Karşı kıyıdaki dostlar

Merkezi Atina'da bulunan "Bağımsız Kadın Hareketi", "Kadın Araştırma Merkezi"nin beş günlük etkinliği "Çocuklara yönelik cinsel taciz, şiddet, sömürü" konulu sempozyumun davetlileri olarak EMEP'li ve gazeteden arkadaşım Devrim Avcı ile İstanbul'dan Atina'ya doğru yola çıkıyoruz.

Paylaş
Merkezi Atina'da bulunan "Bağımsız Kadın Hareketi", "Kadın Araştırma Merkezi"nin beş günlük etkinliği "Çocuklara yönelik cinsel taciz, şiddet, sömürü" konulu sempozyumun davetlileri olarak EMEP'li ve gazeteden arkadaşım Devrim Avcı ile İstanbul'dan Atina'ya doğru yola çıkıyoruz. Katılımcılar: Amsterdan ATKB, Women's Conmit Of Day-Mer (England), Fita Ev (Berlin), Vloce Womens Union (Albazia), EPA 21st Century (Bulgaria), Balıkesir Kadın Kültür Evi (Turkey), Yunanistan: Research Center Of Women's Affair, İnstitute Of Egrexlity, Center For Children, Telesilla Greek Feminist Neturk, KEK, ARGO, To Vima Lis İlian, Newspaper... Büyük özenle hazırlanan konuşmalar, katılımcılar tarafından çocuk fuhuşu, kadın sorunları, ev içi şiddet başlıkları altında detaylarıyla uzun uzun tartışıldı... Ben, beni ve arkadaşlarımı etkileyen ziyaretimizden ve insani ilişkilerimizden izlenimlerimi aktaracağım. Atina bembeyaz, dört katı geçmeyen (deprem sorunu nedeniyle) binalarıyla şirin bir başkent... Uçakta Devrim'le ilk şaşkınlığımızı yaşadık.
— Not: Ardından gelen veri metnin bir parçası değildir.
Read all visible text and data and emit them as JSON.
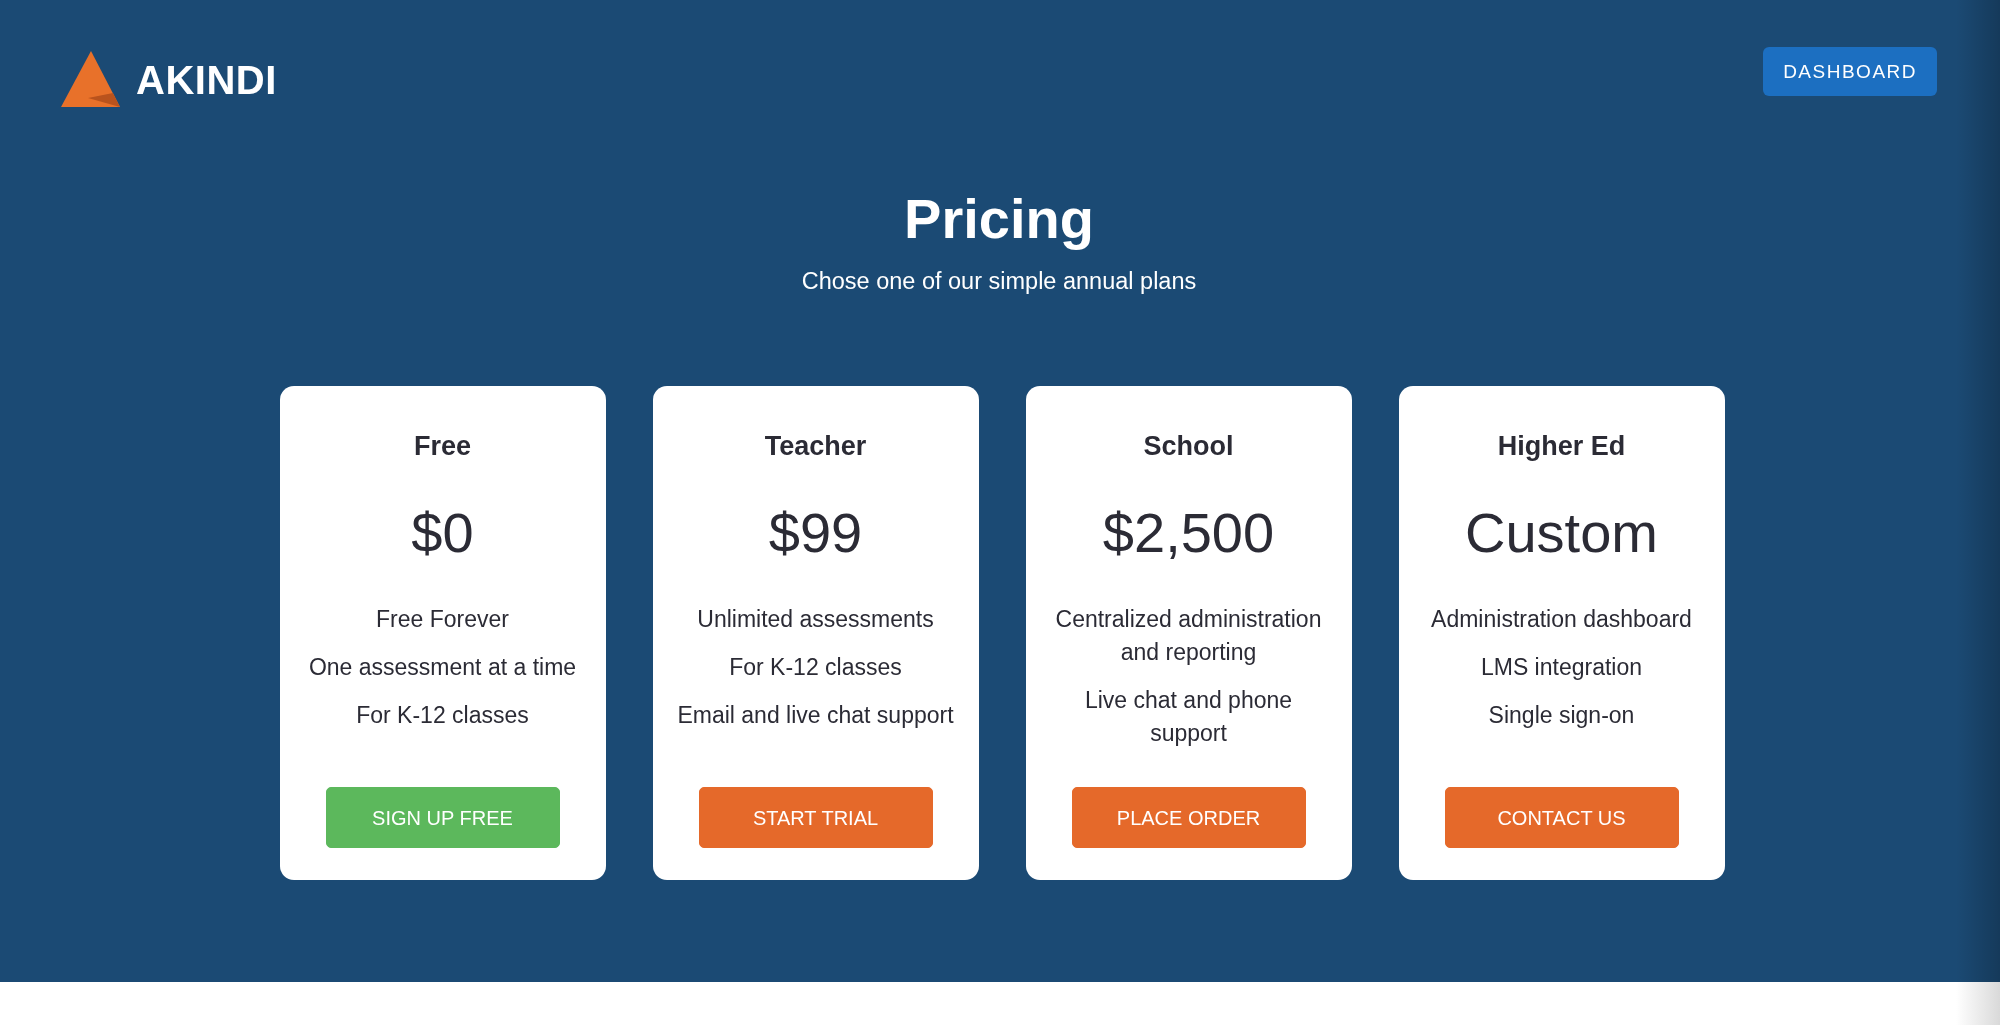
{
  "logo": {
    "text": "AKINDI"
  },
  "header_button": {
    "label": "DASHBOARD"
  },
  "heading": {
    "title": "Pricing",
    "subtitle": "Chose one of our simple annual plans"
  },
  "plans": [
    {
      "name": "Free",
      "price": "$0",
      "features": [
        "Free Forever",
        "One assessment at a time",
        "For K-12 classes"
      ],
      "button": {
        "label": "SIGN UP FREE",
        "color": "#5cb85c"
      }
    },
    {
      "name": "Teacher",
      "price": "$99",
      "features": [
        "Unlimited assessments",
        "For K-12 classes",
        "Email and live chat support"
      ],
      "button": {
        "label": "START TRIAL",
        "color": "#e5692a"
      }
    },
    {
      "name": "School",
      "price": "$2,500",
      "features": [
        "Centralized administration and reporting",
        "Live chat and phone support"
      ],
      "button": {
        "label": "PLACE ORDER",
        "color": "#e5692a"
      }
    },
    {
      "name": "Higher Ed",
      "price": "Custom",
      "features": [
        "Administration dashboard",
        "LMS integration",
        "Single sign-on"
      ],
      "button": {
        "label": "CONTACT US",
        "color": "#e5692a"
      }
    }
  ]
}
Yüksek yapılar, gökdelenler bekliyorduk. Havaalanında çok sıcak bir karşılama bekliyordu bizi... Bağımsız Kadın Hareketi üyelerinden Sevgili Matha'nın sıcak kucaklaması bu kente adım attığımızda ilk güzel izlenimimiz oldu. Daha sonra diğer Atinalı kadınlarla tanıştığımızda bu izlenimimizin tesadüf olmadığını, tüm Akdenizliler gibi Yunanlıların da içtenliklerine, samimiyetlerine tanık olacaktık. Şehirde 2004 Atina Olimpiyatları nedeniyle yoğun bir hareket vardı. Adeta kent baştan inşa ediliyordu. Bir diğer aşinalık ise insan yüzlerindeki tanıdık ifadedeydi... Akdeniz insanının ortak ırk özelliği. Orada beni etkileyen davranış biçimlerinden biri de; insanların gülmeyle, kahkahayla çok ilişkili olmaları, müthiş bir enerji içinde sürekli hareket halinde olmaları... Hareketin bütün kadınları bilinçli, neşeli, konuksever ve içtenlikliydiler. Onlara yürekten teşekkürümüz var elbette. Ancak bir tespitimi söylemeden de geçemeyeceğim, ülkenin ekonomisiyle, turizmiyle, sosyal ilişkilerindeki yapılanmayla ilişkili her sorumuzun yanıtının altından "Avrupa Birliği" çıkıyordu. Örneğin Atina olimpiyatlar için hazırlanırken "Sabahlara dek süren bu inşaatlar (metrolarda, yollarda) çok ekonomik gidere yol açıyor herhalde" diye sorduğumuzda aldığımız yanıt "Avrupa Birliği yardım ediyor" oldu.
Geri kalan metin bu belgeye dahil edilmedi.